The UK Electoral Commission said it will visit the offices of Nigel Farage's Brexit Party to review how it raises money after former Prime Minister Gordon Brown called for an investigation. The party leads polling ahead of Thursday's European elections as it attracts voters disgruntled at the failure of the mainstream parties to deliver Brexit.
While the party says it complies with electoral law, Brown said its funding must be probed by the elections watchdog.
We are attending the Brexit Party's office tomorrow to conduct a review of the systems it has in place to receive funds, including donations over 500 pounds that have to be from the UK only, the Commission said in a statement on Monday.
If there's evidence that the law may have been broken, we will consider that in line with our Enforcement Policy. Brexit Party Chairman Richard Tice earlier told BBC radio the party complies with electoral law and it is ridiculous to say it has unexplained funding.
Tice said the party has taken donations of 25 pounds from more than 100,000 people. Asked repeatedly whether it takes donations in foreign currency, he declined to reply yes or no, saying as I understand that's not illegal.
Meanwhile, former UK Independence Party (UKIP) leader Farage became the latest political figure on Monday to be doused with a milkshake while campaigning for his new Brexit Party in this week's European Parliament election. Images shared on social media showed a grim-faced Farage - his black suit covered from shoulder to toe - being led away by a bodyguard during a campaign stop in the northern city of Newcastle.
The suspected culprit told the Press Association it was a 5.25 pound banana and salted caramel shake he bought at the local Five Guys hamburger chain store. I didn't know he was in town. I thought this is my only chance, the 32-year-old was quoted as saying before being detained by the police. First-time offenders in such cases usually pay a small fine.
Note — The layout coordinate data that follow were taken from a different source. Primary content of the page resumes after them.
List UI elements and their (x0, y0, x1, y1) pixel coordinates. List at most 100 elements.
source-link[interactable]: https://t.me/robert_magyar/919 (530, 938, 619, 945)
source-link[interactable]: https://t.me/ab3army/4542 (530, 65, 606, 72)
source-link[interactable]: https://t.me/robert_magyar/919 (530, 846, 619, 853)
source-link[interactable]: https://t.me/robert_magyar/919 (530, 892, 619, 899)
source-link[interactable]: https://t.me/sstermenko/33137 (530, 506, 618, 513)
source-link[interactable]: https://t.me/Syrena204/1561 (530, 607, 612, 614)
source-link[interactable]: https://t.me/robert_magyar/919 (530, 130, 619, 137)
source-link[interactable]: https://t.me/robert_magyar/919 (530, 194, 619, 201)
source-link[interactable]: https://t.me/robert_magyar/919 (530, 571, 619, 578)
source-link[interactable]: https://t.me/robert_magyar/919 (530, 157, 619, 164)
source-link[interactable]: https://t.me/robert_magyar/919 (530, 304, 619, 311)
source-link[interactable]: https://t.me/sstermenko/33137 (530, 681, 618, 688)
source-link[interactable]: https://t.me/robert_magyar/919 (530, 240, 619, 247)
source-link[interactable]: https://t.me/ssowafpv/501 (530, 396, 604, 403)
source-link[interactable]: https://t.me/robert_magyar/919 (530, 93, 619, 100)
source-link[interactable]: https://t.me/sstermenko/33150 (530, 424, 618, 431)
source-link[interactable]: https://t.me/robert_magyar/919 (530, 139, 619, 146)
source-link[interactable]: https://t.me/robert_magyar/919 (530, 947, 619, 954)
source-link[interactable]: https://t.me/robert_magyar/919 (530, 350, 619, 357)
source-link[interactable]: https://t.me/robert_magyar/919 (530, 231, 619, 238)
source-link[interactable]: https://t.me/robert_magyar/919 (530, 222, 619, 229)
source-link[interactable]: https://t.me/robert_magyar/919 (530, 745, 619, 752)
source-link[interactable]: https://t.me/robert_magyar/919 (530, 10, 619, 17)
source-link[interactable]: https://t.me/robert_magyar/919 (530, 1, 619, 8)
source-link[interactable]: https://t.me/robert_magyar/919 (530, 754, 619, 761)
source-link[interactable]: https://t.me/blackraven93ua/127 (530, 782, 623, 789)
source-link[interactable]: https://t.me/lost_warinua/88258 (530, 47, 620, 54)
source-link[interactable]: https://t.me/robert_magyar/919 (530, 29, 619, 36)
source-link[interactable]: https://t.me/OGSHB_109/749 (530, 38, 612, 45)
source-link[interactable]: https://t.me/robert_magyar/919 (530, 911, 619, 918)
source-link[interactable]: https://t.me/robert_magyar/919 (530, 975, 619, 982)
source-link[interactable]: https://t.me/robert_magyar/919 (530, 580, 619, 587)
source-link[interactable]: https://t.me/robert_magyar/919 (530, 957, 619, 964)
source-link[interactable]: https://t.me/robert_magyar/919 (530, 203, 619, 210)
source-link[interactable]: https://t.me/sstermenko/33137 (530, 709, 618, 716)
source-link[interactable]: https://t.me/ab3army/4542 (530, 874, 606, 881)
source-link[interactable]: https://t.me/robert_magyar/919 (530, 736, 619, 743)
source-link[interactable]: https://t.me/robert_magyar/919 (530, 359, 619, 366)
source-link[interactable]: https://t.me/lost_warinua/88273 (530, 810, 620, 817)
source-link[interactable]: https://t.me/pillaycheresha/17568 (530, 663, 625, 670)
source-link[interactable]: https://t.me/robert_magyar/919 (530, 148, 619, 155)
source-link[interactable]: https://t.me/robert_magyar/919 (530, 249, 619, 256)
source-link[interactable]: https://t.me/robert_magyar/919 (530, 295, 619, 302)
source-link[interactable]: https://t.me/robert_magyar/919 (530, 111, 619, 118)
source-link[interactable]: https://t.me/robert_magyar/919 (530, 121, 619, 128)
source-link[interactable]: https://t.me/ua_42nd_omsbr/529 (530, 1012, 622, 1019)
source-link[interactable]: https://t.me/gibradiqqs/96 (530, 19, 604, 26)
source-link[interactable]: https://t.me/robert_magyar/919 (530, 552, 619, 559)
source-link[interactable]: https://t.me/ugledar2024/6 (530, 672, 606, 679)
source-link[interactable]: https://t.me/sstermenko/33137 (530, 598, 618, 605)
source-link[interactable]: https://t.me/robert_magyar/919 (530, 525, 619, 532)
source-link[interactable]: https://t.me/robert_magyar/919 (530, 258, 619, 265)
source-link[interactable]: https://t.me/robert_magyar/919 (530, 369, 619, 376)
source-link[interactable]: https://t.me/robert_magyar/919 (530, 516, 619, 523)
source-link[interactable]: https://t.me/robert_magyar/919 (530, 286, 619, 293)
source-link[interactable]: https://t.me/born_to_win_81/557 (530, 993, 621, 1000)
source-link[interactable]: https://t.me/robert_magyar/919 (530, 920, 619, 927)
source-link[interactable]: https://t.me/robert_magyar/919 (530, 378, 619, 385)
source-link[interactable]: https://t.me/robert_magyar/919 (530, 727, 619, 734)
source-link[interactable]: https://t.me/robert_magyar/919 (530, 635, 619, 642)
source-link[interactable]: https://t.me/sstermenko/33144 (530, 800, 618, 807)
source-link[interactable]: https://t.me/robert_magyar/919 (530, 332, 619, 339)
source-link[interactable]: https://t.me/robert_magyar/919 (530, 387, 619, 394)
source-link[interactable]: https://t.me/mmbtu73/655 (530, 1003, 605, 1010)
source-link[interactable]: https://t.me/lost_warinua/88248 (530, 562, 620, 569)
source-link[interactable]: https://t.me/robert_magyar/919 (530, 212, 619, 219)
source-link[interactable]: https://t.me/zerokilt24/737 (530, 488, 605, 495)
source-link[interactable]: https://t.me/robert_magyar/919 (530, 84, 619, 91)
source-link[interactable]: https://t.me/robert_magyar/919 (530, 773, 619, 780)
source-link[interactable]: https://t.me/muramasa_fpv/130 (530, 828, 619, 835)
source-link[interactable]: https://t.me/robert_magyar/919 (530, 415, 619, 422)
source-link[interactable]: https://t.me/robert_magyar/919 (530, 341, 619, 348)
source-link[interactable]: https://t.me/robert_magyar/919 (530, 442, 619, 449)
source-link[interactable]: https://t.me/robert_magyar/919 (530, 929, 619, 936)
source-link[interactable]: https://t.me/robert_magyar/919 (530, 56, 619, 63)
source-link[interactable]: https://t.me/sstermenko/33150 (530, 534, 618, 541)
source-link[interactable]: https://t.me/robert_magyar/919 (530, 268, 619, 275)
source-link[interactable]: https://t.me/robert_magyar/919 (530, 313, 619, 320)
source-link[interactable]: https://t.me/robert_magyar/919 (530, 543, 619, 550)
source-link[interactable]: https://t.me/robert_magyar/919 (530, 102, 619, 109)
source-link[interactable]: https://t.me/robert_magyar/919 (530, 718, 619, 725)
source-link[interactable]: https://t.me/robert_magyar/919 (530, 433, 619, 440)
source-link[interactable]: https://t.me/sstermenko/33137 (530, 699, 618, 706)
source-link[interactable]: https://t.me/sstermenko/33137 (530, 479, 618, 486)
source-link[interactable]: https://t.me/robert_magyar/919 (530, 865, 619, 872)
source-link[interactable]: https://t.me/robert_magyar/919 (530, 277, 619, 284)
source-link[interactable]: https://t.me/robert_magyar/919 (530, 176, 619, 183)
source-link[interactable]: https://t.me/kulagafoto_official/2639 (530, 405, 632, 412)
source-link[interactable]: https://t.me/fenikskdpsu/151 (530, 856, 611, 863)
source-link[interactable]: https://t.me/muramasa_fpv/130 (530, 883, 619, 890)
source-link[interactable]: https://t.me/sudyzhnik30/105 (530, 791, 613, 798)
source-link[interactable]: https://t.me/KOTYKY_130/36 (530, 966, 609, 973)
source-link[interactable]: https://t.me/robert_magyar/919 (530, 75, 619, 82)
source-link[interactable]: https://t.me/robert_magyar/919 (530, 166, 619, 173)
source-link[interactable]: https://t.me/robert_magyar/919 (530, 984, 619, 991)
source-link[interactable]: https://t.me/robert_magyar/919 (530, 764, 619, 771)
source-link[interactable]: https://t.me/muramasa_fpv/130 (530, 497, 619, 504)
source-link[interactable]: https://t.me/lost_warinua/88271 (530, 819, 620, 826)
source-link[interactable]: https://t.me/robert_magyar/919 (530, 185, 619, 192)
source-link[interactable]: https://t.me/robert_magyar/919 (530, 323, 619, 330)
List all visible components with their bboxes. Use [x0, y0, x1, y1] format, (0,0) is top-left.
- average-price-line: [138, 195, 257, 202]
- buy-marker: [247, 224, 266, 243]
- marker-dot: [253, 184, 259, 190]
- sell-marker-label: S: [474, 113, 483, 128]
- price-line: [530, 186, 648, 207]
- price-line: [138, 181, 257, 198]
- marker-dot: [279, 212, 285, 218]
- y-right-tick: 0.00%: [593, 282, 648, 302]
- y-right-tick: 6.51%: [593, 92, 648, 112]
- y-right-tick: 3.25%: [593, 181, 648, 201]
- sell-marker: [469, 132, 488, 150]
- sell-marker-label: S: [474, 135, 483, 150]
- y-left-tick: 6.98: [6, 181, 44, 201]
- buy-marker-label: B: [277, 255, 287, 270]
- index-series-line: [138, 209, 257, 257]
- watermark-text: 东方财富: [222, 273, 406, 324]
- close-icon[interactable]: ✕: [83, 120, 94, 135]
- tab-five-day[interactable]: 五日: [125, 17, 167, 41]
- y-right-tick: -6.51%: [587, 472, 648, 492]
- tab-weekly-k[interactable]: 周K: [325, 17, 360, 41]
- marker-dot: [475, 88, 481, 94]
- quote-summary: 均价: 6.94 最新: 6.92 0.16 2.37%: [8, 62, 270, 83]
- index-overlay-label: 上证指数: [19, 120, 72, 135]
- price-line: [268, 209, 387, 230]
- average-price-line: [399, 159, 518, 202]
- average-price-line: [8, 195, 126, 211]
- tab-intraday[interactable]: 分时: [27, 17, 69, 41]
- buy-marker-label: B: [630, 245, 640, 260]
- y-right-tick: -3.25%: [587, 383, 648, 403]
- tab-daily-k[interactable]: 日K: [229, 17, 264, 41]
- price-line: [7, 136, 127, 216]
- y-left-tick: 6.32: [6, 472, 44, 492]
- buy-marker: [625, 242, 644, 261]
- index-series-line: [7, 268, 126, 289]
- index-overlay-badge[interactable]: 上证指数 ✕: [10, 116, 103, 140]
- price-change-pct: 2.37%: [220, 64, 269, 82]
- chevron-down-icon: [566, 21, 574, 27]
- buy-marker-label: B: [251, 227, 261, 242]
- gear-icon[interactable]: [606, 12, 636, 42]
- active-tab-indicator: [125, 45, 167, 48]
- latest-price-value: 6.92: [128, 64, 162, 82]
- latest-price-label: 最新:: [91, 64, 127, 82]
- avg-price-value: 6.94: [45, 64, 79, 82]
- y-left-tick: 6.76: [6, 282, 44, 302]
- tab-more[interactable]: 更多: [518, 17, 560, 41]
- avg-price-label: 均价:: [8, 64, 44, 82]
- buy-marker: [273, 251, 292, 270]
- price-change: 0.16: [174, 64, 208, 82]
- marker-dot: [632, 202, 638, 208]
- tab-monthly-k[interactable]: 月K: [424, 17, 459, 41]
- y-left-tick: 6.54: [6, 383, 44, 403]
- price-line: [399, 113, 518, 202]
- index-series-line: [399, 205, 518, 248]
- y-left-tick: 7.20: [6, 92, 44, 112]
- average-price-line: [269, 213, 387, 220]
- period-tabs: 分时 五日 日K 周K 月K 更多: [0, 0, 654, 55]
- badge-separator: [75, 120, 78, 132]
In a tweet, Farage blamed the incident on EU supporters who have become radicalized, to the extent that normal campaigning is becoming impossible. The European Parliament election campaign has turned into a test of Britons' support for Brexit three years after they first narrowly voted to leave the bloc.
The Remain camp's milkshake resistance meanwhile has also targeted a far-right leader who is best known by his online alias Tommy Robinson - an adviser to UKIP who once headed the now-banned English Defense League. A clip that went viral this month showed a young man of Asian descent splashing Robinson in the face with a McDonald's drink in response to something the far-right leader said. Robinson fought back by landing a few punches at the man before being restrained.
Meanwhile UKIP European Parliament candidate Carl Benjamin - known by his social media pseudonym Sargon of Akkad - has been milk shaked at least four times this month. A defiant Benjamin showed up to one of his events this week with a McDonald's cup in his hand. - #Justsaying- The entire mess prompted McDonald's to temporarily halt milkshake sales near the site of a campaign event Farage held last week.
We will not be selling milkshakes or ice cream tonight, a sign taped to the door of the fast food chain's central Edinburgh restaurant said. This is due to a police request given recent events. That decision elicited a controversial comeback from the US chain's eternal rival Burger King. Dear people of Scotland, the @BurgerKingUK account wrote on Saturday. We're selling milkshakes all weekend. Have fun. Love BK.
It signed the post with the #justsaying hashtag. A flurry of angry comments on Twitter prompted the account to later add: We'd never endorse violence - or wasting our delicious milkshakes! A spokesman for Theresa May said on a more somber note that the premier has been clear that politicians should be able to go about their work and campaign without harassment, intimidation, or abuse.